FIG. 6 is a diagram illustrating an example of a filter characteristic of the radar signal processing device of FIG. 4;

[Explanation of symbols]

 Reference Signs List 1 MTI map generator 2 Automatic clutter map generator 3a Filter coefficient controller 4 Synchronizer 5 Changeover switch 6 Eraser 7 Switch 8, 9, 10, 11 Filter 12, 13, 14, 15 Clutter suppressor 16 Maximum value detector

Claims (2)

(57) [Claims] 1. An MTI map generating means for setting an MTI map in a fixed clutter area, an automatic clutter map generating means for setting an automatic clutter map in a moving clutter area from an input video signal, at least a target Doppler characteristic and a hit count.
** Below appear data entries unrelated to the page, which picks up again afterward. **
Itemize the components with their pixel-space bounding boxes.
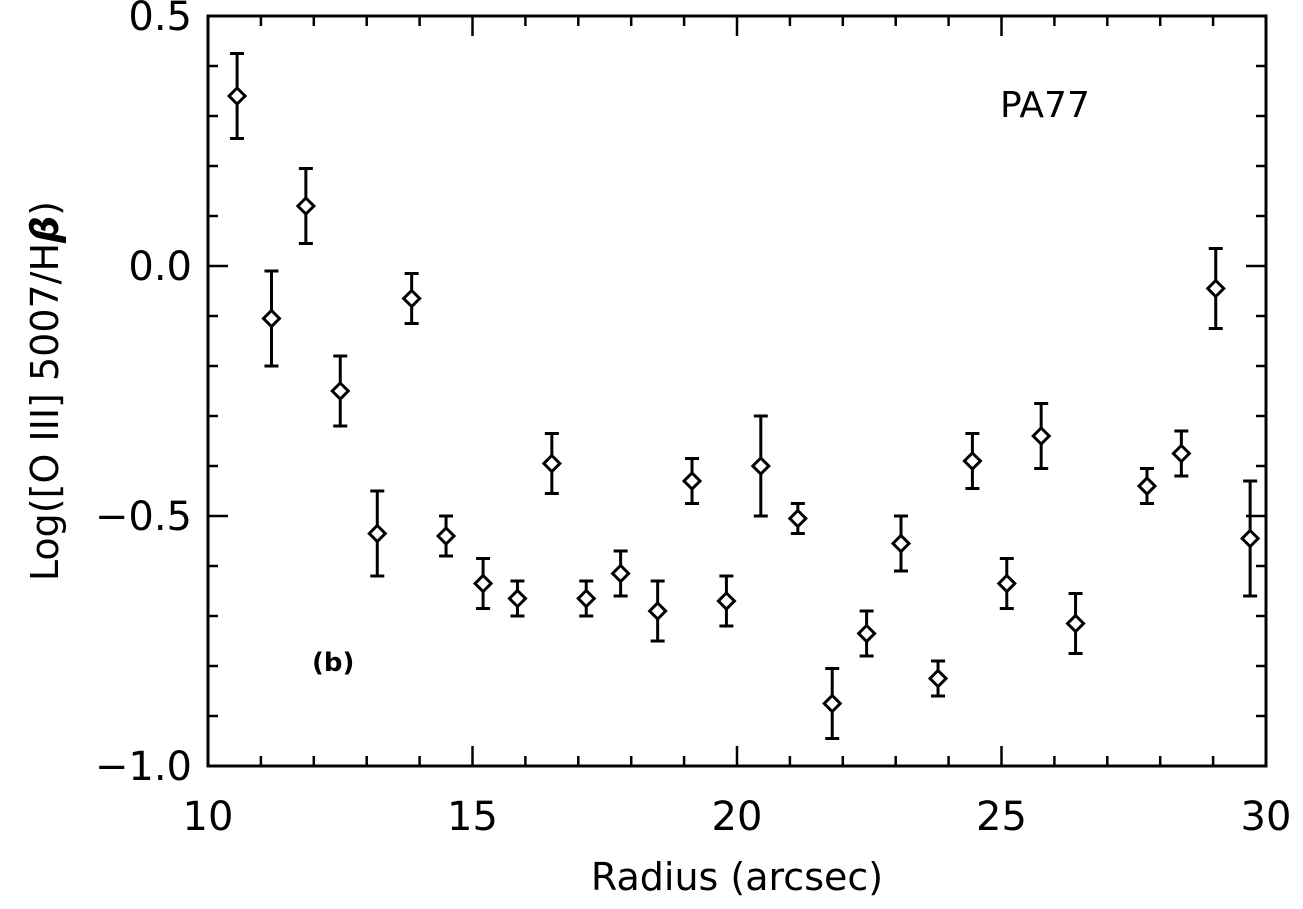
data-points xyxy=(226,52,1261,740)
diamond-marker xyxy=(401,288,422,309)
data-point xyxy=(1240,479,1261,598)
diamond-marker xyxy=(787,508,808,529)
diamond-marker xyxy=(576,588,597,609)
diamond-marker xyxy=(927,668,949,689)
data-point xyxy=(367,489,388,578)
x-axis-label: Radius (arcsec) xyxy=(591,855,883,899)
data-point xyxy=(435,514,457,558)
diamond-marker xyxy=(330,380,351,402)
data-point xyxy=(1171,429,1192,478)
diamond-marker xyxy=(750,455,771,477)
data-point xyxy=(541,432,562,495)
diamond-marker xyxy=(716,590,737,612)
panel-annotation-b: (b) xyxy=(312,648,354,678)
diamond-marker xyxy=(1065,613,1086,634)
data-point xyxy=(822,667,843,740)
data-point xyxy=(576,579,597,618)
data-point xyxy=(716,574,737,628)
y-tick-label: −0.5 xyxy=(95,494,192,540)
diamond-marker xyxy=(856,623,877,644)
diamond-marker xyxy=(1136,475,1158,497)
diamond-marker xyxy=(1171,443,1192,464)
x-tick-label: 10 xyxy=(183,794,234,840)
data-point xyxy=(472,557,494,610)
x-tick-label: 25 xyxy=(976,794,1027,840)
data-point xyxy=(1065,592,1086,655)
data-point xyxy=(401,272,422,325)
diamond-marker xyxy=(822,693,843,714)
diamond-marker xyxy=(367,523,388,544)
x-tick-label: 30 xyxy=(1241,794,1292,840)
diamond-marker xyxy=(1205,278,1226,299)
diamond-marker xyxy=(1240,528,1261,549)
diamond-marker xyxy=(610,563,631,584)
data-point xyxy=(962,432,983,490)
data-point xyxy=(856,609,877,658)
diamond-marker xyxy=(226,85,248,107)
diamond-marker xyxy=(1031,425,1052,447)
data-point xyxy=(226,52,248,140)
diamond-marker xyxy=(647,600,668,622)
data-point xyxy=(787,502,808,535)
data-point xyxy=(1136,467,1158,505)
diamond-marker xyxy=(507,588,528,609)
data-point xyxy=(750,414,771,518)
y-tick-labels: 0.5 0.0 −0.5 −1.0 xyxy=(95,0,192,790)
panel-annotation-pa77: PA77 xyxy=(1000,85,1090,126)
data-point xyxy=(1031,402,1052,470)
data-point xyxy=(1205,247,1226,330)
data-point xyxy=(330,354,351,428)
data-point xyxy=(261,269,282,368)
axis-ticks xyxy=(206,14,1268,768)
diamond-marker xyxy=(962,450,983,472)
x-tick-label: 20 xyxy=(712,794,763,840)
data-point xyxy=(647,579,668,643)
data-point xyxy=(507,579,528,618)
diamond-marker xyxy=(435,525,457,547)
data-point xyxy=(890,514,912,573)
data-point xyxy=(996,557,1017,610)
diamond-marker xyxy=(472,573,494,594)
y-axis-label: Log([O III] 5007/Hβ) xyxy=(23,201,67,581)
diamond-marker xyxy=(890,533,912,554)
y-tick-label: 0.0 xyxy=(128,244,192,290)
data-point xyxy=(681,457,703,505)
y-tick-label: 0.5 xyxy=(128,0,192,40)
diamond-marker xyxy=(996,573,1017,594)
diamond-marker xyxy=(295,195,316,217)
diamond-marker xyxy=(541,453,562,474)
plot-frame xyxy=(206,14,1268,768)
y-tick-label: −1.0 xyxy=(95,744,192,790)
data-point xyxy=(927,659,949,698)
data-point xyxy=(295,167,316,245)
diamond-marker xyxy=(681,470,703,492)
x-tick-labels: 10 15 20 25 30 xyxy=(183,794,1292,840)
data-point xyxy=(610,549,631,598)
x-tick-label: 15 xyxy=(447,794,498,840)
diamond-marker xyxy=(261,308,282,329)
A synchronizer that outputs a trigger pulse for a staggered cycle, based on which a sampling interval is determined, and the MTI map, the automatic clutter map, and the trigger pulse are input, and a predetermined filter coefficient different for each trigger pulse is input. Filter coefficient control means for outputting, a plurality of filters whose filter characteristics are set based on the predetermined filter coefficient output from the filter coefficient control means, and performing a clutter suppression process on each output of the plurality of filters A plurality of clutter suppressors; Maximum value selecting means for selecting the maximum value among the outputs of several clutter suppressors, wherein the maximum value selecting means inputs an output signal of a predetermined filter different for each trigger pulse, and A radar signal processing apparatus for selecting the output signal and synthesizing a radar signal to be output. 2. The radar according to claim 1, wherein the different predetermined filter coefficients are set such that peaks / valleys of filter characteristics of the filter set by the filter coefficients complement each other. Signal processing device.